CHICAGO – On June 8, 1953, then Philippine Secretary Oscar Tombo Castelo of the Departments of Justice and Defense left Manila for Korea but before boarding the plane, he called his nephew, Augusto Melencio, who was also an agent of the defense department, and his bodyguard Bienvenido “Ben Ulo” Mendoza to tell them, “Huwag lang hindi ninyo mapatay si (Manuel P.) Monroy bago ako dumating” (Don’t fail to kill Monroy before my return), to which Ben Ulo replied, “Huwag kang mag-alala, halos patay na siya” (Don’t you worry, he is as good as dead.)
On the night of June 15, 1953, while Secretary Castelo was in Korea, Ben Ulo and eight other henchmen carried out the murder of Monroy who was playing “mahjong” with his wife and two others in No. 18-C Gamboa Apartments on David St., Pasay City.
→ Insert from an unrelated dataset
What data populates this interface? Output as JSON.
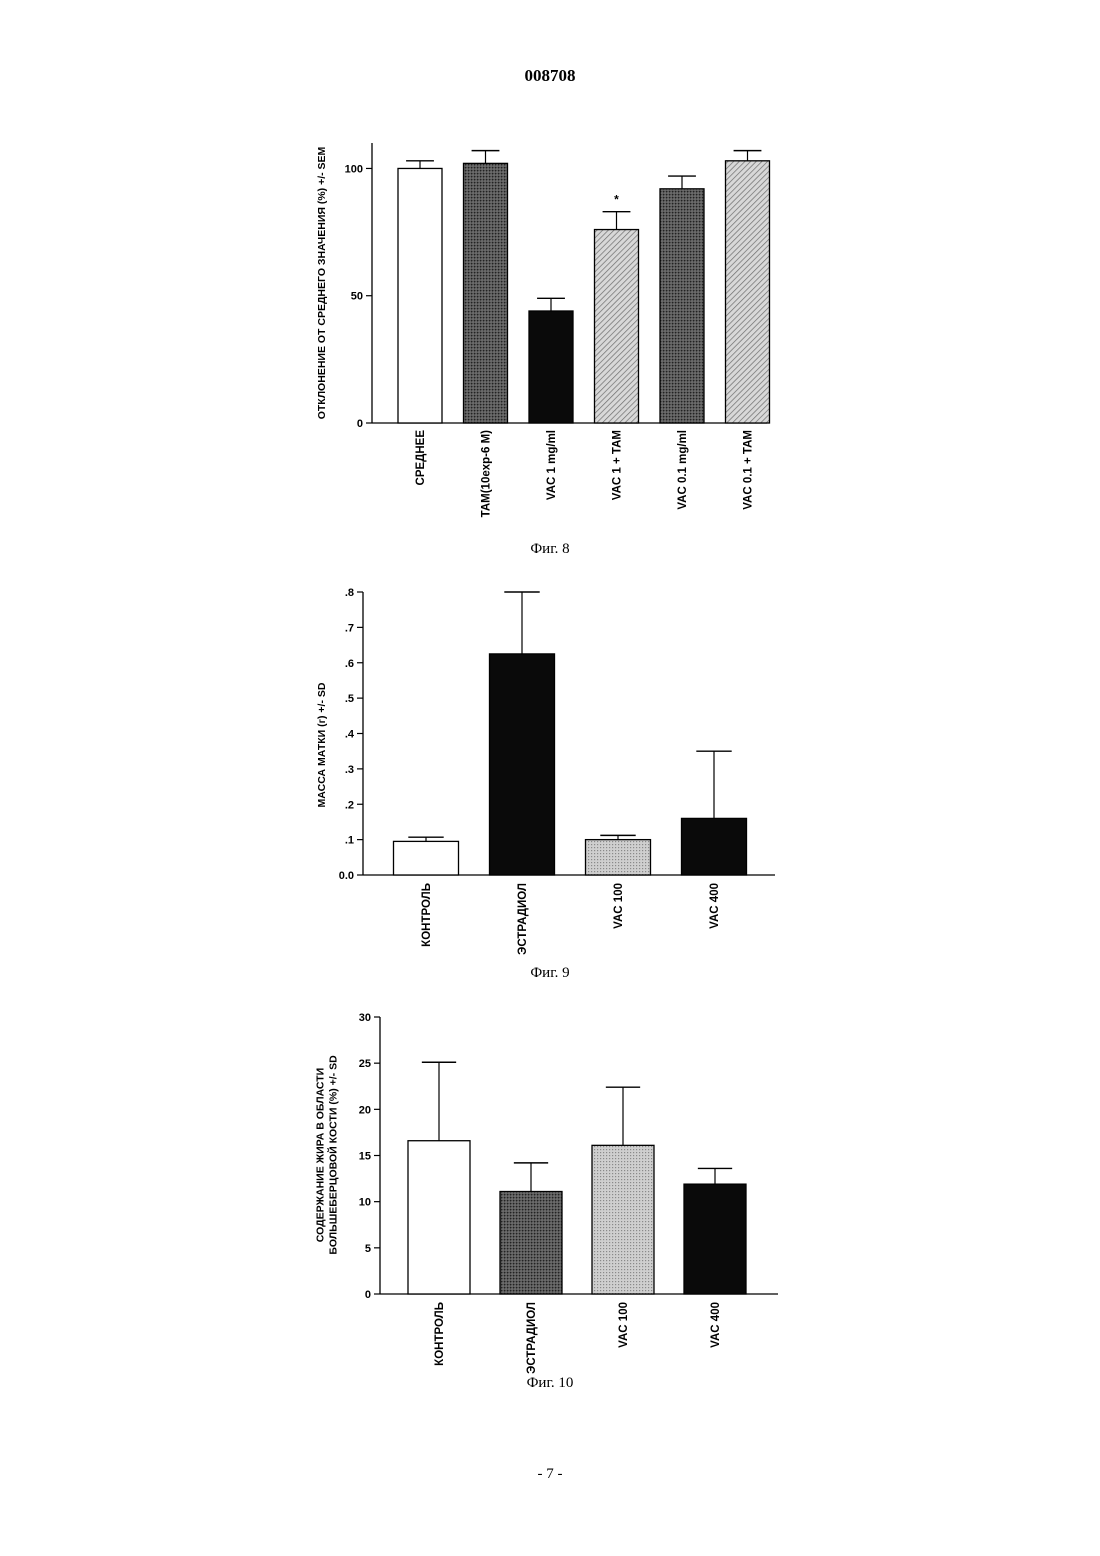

While the murder case was pending, Castelo went to the United States, but before his departure, he told Ben Ulo and Melencio, “Ben ang mga bata, ikaw na ang bahala sa kanila. Siguruhin mo lang ni walang magsasalita at delikado tayo” (Ben, take care of the boys, be sure nobody talks as we would be in danger).
A few weeks later, Florentino “Scarface” Suarez, the “potential squealer was killed mysteriously while Castelo was abroad again,” stated a per curiam decision of the majority decision of the Supreme Court, which convicted Castelo and seven others of “murder – qualified by premeditation — beyond reasonable doubt. There are aggravating circumstances, like nighttime, aid of armed men, etc., but for lack of sufficient votes, they are all sentenced to life imprisonment and ordered to indemnify the heirs of Monroy, jointly and severally, in the sum of six thousand pesos (P6,000.00), and to pay the costs.”
This Supreme Court decision handed down in 1964 when text messaging was decades away contradicts squarely a statement of President Duterte that because police Superintendent Marvin Marcos was not at the crime scene, Marcos’s police power should be restored to him. This chilled the spines of witnesses and investigators of his alleged crimes.
And if Marcos were to use his absence at the crime scene as an alibi, he would need to convince the Supreme Court to overturn the landmark case of People of the Philippines v. Castelo et al. (http://bit.ly/2tlmwGt) to depart from its ruling that the “act of one is the act of all” even if mastermind or conspirator were thousands of miles away from the crime scene.
The Philippine Senate was not pleased when the Department of Justice downgraded its recommendation from murder to homicide against Marcos and 18 others, who carried out the murder of a former Albuera (Leyte) Mayor Rolando Espinosa and his cellmate inside the jail. The killing was attended by aggravating circumstances as the offenders using their public position and abuse of confidence, the crime committed in the night time and in a band, the crime committed with aid of armed policemen who ensure or afford impunity, used superior strength or used or employed means to weaken the defense and the act committed with treachery.
The Senate may introduce a bill that would prevent any investigating agency, including such constitutional bodies as Ombudsman or the Department of Justice, from altering its findings of probable cause after a Senate panel had conducted an investigation on a certain case and had made a recommendation.
Any violation of such legislation can be grounds for removal from office either by impeachment if committed by Ombudsman or by filing of graft charges if committed by the Secretary of the Department of Justice or his subalterns.
The Senate Committee on Justice chaired by Sen. Richard Gordon concluded that the police involved in the operation committed obstruction of justice when the police operatives tried to conceal their involvement in the narcotics trade of Espinosa. The killing was attended by premeditation and abuse of authority.
Actually, the Senate, if it wants to let President Duterte stay on line, can initiate impeachment proceedings against the President for culpable violation of the Constitution. The proceedings can say that the President had abused his discretion after the Senate report criticized President Duterte for “micromanaging” the police as it said that the deaths of Espinoza and inmate Raul Yap could have been prevented had the order of Philippine National Police Chief Ronald de la Rosa to relieve the police officers were not rescinded by the President.
By countermanding De la Rosa’s order, President Duterte violated an article of the Constitution that says, “The President shall have control of all the executive departments, bureaus, and offices. He shall ensure that the laws be faithfully executed.”
“It is also worth noting that PSUPT (Marvin) Marcos and his men from CIDG-8 could have been prevented from doing their dastardly deed as they had been relieved by PNP Chief De la Rosa prior to November 05, 2016. Yet, as borne by the record and the testimony of the PNP Chief, his order was rescinded and Supt. Marcos’ team was reinstated by President Duterte,” said the report.
Sen. Panfilo Lacson, chair of the Senate panel on public order, said that Duterte’s order basically disregarded the “conspiracy angle” that the Senate panels discovered.